Ich sprinte so schnell ich kann zu ihnen, durchbohre drei Kängururatten dabei tödlich mit meinen Pfeilen und stelle mich zu Keeden und Dereck.
>>Ru!<<, sagt Livvy, die den Tränen nahe ist und berührt mich an der Schulter.
>>Ich glaube die Wiedersehensfreude sollten wir auf später verschieben.<<, erwidere ich und fange an auf die Ratten zu schießen.
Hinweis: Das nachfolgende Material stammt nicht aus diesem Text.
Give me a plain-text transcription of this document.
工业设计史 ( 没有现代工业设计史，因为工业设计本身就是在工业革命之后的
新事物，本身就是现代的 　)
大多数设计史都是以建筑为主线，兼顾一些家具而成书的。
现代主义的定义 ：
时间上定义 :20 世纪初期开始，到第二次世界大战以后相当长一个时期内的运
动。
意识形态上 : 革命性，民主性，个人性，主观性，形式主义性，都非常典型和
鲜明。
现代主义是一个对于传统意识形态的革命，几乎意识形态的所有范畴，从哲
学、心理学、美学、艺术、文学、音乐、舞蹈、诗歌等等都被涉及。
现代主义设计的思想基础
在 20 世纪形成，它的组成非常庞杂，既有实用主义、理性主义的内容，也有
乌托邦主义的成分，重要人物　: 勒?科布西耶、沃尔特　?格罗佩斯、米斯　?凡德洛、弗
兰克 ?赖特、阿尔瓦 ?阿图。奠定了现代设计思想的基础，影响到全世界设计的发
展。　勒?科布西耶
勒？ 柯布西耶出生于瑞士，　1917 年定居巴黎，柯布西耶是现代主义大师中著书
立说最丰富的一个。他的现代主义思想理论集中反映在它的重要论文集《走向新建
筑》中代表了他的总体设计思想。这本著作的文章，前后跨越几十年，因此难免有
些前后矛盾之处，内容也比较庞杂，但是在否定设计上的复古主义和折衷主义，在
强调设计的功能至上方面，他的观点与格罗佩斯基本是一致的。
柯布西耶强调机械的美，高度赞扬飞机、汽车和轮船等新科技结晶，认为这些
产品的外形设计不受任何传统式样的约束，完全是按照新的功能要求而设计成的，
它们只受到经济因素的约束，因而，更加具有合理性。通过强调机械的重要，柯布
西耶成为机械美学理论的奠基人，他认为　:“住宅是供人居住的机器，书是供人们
Der Ringfinger und der kleine Finger an meiner linken Hand sind immer noch taub und ich habe die Hoffnung auf Besserung aufgegeben, aber das hindert mich nicht daran, dass jeder Schuss sitzt.
Wir schaffen es die kleinen Biester auf einen Abstand von zwei Metern zu halten, aber wir wissen alle, dass uns das nicht ewig gelingen wird. Es sind zu viele und unsere Pfeile sind bald leer.
Livvy fängt an zu weinen und Dereck ist einen Moment davon abgelenkt. Lange genug für eine Kängururatte, um ihre spitzen Zähne in sein Bein zu schlagen.
>>Scheiße!<<, fluche ich und will sie erschießen, doch bevor ich mich auch nur umgewandt habe, zischt ein Pfeil durch die Luft und das Vieh rutscht leblos zu Boden. Ich blicke mich um und sehe Navin mit gezücktem Bogen ein paar Meter von uns entfernt stehen. Er nickt mir kurz zu und schießt weiter.
Ich konzentriere mich ebenfalls wieder auf das Geschehen. Nebenbei nehme ich war, dass Dereck zu Boden sackt und mein Magen krampft sich zusammen.
Livvy schreit.
Dereck keucht.
Ich schieße. Immer und immer weiter. Bis mein Köcher leer ist.